Patrick Warburton's mom tried to get “Family Guy” canceled despite his salary from the show supporting her
The actor quipped that his family members "hate the show even more today than they did 25 years ago."
Patrick Warburton's family isn't big on Family Guy.
During a recent PaleyFest panel marking the animated series' 25th anniversary, the actor revealed that his mother once tried to get the show canceled — despite the fact that his salary from the show helped support her.
"They hate the show even more today than they did 25 years ago," Warburton said of his family members, according to PEOPLE. The Seinfeld alum, who voices police officer and Griffin neighbor Joe Swanson on Family Guy, added, "My mother belonged to the American Television Council and they were trying to get the show canceled. I was helping support my parents with Family Guy money."
Mama Warburton even tried to sway her son into signing the petition to yank the show off the air. "I said, 'Mom, if you don't think I'm going to talk about this publicly, this is the greatest irony," he said. "You're laundering money, you're laundering it to yourself.'"
Hailing from creator Seth MacFarlane, who also voices several characters on the show, Family Guy follows the adventures of the Griffin family: patriarch Peter (MacFarlane); matriarch Lois (Alex Borstein); kids Meg (Mila Kunis), Chris (Seth Green), and Stewie (MacFarlane again); and talking dog Brian (yep, MacFarlane!). The show is currently in its 22nd season.
Polarizing and often deemed offensive for its coarse humor, the show proved to be too much for Warburton's conservative parents. "My father was in a monastery for three months. He almost became a monk," Warburton said. (His father died in 2017.) "My mother [went] around the neighborhood when I was 13 years old passing out pamphlets on the sins of masturbation, [which] did not get me into the cool crowd."

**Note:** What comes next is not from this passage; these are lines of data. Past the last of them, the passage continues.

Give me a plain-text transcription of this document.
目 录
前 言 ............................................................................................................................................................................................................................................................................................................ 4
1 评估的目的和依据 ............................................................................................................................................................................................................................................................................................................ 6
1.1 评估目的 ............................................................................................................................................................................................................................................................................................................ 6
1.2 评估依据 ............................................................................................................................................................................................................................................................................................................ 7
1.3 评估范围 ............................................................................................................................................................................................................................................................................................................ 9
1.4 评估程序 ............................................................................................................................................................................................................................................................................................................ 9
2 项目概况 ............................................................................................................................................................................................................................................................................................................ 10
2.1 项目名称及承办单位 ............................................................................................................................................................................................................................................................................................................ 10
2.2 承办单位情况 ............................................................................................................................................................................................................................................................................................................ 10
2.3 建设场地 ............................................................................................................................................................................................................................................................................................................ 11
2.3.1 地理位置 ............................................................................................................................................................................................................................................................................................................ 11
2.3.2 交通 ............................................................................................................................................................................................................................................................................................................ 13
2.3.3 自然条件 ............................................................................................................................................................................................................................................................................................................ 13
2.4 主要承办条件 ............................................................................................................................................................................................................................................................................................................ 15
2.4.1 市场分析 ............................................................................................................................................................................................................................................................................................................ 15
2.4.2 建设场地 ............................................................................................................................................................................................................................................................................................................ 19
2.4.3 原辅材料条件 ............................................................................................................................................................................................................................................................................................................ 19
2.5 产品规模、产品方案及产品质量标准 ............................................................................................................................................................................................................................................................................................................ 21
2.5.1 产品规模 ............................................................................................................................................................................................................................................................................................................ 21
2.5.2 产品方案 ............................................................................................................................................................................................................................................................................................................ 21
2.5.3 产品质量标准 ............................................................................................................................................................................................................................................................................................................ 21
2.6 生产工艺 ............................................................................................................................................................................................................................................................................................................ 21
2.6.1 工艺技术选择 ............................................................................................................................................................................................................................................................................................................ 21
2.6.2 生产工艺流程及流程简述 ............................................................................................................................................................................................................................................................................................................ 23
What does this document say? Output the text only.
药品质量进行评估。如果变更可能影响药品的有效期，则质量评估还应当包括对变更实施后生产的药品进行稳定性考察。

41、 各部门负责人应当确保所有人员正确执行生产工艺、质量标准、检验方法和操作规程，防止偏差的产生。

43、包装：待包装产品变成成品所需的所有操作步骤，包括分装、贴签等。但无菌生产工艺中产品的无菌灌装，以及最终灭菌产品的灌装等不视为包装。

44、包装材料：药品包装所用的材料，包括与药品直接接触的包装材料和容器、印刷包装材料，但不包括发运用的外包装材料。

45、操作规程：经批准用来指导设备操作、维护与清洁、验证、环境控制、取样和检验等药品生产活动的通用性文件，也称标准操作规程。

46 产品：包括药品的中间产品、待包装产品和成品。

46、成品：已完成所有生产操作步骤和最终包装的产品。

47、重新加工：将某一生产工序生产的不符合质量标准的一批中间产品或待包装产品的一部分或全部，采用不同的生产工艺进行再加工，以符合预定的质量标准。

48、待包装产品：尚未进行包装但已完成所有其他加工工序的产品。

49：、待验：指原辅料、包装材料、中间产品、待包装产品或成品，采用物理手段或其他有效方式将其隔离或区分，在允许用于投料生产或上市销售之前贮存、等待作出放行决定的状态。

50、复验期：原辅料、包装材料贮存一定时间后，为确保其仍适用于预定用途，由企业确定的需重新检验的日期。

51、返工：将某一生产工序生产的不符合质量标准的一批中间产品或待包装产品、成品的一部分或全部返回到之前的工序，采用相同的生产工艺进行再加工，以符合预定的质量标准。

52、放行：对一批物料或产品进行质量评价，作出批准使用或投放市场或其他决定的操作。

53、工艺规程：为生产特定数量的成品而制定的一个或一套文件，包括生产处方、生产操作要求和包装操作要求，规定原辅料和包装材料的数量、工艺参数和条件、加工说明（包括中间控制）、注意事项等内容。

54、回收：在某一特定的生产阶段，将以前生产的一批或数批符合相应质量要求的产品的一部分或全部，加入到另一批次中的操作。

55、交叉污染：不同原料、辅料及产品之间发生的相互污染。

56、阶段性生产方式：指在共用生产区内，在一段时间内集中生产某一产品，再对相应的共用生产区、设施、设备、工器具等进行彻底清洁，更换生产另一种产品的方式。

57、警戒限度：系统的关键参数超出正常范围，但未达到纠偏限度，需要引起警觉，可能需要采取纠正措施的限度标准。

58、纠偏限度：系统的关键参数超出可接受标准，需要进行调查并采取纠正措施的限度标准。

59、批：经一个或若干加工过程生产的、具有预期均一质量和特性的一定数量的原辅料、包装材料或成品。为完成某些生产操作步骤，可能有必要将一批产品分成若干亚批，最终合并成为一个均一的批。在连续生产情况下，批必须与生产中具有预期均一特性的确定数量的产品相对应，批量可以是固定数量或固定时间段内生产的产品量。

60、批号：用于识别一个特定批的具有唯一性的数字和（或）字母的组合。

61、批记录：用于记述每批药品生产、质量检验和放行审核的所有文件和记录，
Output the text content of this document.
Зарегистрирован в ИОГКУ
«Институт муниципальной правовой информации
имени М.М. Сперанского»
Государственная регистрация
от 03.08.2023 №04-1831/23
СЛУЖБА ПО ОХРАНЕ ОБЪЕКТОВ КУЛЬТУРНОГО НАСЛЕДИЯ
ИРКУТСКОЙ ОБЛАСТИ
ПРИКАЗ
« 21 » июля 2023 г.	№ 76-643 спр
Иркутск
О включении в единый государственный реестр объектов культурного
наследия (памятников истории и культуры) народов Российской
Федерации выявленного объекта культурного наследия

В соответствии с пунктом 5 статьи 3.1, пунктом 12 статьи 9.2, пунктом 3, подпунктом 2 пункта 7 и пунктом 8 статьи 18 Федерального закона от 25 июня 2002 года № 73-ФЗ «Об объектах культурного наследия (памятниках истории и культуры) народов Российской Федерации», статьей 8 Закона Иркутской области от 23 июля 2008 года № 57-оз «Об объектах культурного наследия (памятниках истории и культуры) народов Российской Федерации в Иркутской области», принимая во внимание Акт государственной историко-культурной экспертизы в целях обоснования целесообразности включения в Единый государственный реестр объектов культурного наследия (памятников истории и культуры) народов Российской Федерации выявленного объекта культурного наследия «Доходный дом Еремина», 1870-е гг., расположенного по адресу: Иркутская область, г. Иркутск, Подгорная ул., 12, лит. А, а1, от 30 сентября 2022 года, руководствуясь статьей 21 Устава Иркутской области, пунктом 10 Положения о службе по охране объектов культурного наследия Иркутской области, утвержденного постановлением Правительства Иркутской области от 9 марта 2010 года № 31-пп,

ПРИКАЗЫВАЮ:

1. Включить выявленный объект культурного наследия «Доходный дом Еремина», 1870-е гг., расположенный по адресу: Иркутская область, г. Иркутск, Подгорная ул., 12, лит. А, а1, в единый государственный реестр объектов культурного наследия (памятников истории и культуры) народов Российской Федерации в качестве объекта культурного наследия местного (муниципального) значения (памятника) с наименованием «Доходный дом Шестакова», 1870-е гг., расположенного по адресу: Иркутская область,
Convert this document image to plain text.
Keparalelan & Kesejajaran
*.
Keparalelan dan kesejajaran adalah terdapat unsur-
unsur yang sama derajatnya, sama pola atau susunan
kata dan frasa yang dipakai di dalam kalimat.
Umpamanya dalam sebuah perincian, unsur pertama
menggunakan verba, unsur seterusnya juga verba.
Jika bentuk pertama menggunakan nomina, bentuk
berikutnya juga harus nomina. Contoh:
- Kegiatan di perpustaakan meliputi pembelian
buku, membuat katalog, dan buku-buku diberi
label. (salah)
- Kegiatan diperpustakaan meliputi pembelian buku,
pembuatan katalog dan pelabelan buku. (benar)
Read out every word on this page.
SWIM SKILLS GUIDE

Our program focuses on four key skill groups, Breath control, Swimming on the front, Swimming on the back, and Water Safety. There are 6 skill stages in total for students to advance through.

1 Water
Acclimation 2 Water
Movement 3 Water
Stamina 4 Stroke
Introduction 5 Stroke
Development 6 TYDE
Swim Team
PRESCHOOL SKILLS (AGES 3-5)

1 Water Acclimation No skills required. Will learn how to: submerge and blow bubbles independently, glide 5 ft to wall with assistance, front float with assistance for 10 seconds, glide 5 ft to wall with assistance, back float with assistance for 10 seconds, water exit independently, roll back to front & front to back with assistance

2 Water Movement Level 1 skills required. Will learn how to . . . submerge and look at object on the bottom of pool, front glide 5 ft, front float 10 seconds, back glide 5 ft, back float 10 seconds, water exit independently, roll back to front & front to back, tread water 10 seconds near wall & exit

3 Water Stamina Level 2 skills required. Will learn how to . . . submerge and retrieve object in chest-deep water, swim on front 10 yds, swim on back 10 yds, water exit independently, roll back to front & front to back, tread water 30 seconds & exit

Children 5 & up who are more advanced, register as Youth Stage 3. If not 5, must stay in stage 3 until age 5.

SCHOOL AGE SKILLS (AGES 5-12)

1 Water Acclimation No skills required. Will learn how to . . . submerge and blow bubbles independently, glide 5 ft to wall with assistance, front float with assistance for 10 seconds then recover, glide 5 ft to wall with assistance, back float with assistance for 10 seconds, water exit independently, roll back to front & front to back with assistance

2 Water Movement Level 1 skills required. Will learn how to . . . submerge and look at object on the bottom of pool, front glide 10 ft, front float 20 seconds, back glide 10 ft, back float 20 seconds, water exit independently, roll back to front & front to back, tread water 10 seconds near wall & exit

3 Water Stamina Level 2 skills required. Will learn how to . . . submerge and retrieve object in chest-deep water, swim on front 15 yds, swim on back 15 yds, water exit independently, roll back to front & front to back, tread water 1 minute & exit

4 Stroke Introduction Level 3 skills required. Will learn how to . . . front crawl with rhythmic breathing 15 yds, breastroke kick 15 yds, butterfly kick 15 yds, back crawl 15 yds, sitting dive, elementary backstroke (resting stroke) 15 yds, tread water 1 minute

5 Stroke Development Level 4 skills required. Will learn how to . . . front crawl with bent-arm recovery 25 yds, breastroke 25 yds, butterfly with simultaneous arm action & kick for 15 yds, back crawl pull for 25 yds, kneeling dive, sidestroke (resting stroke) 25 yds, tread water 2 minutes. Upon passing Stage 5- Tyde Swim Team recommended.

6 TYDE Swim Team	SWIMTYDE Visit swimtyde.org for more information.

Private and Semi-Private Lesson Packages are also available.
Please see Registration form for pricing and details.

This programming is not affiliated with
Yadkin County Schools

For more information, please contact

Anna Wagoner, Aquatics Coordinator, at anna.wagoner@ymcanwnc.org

Despite its controversies, Family Guy is still going strong — and MacFarlane doesn't see a "good reason to stop" just yet. "It makes people happy and it funds some good causes," he recently told the Los Angeles Times. "There was a time when I thought, it's time to wrap it up. At this point, we've reached escape velocity. I don't know that there's any reason to stop at this point unless people get sick of it. Unless the numbers show that people just are, 'Eh, we don't care about Family Guy anymore.' But that hasn't happened yet."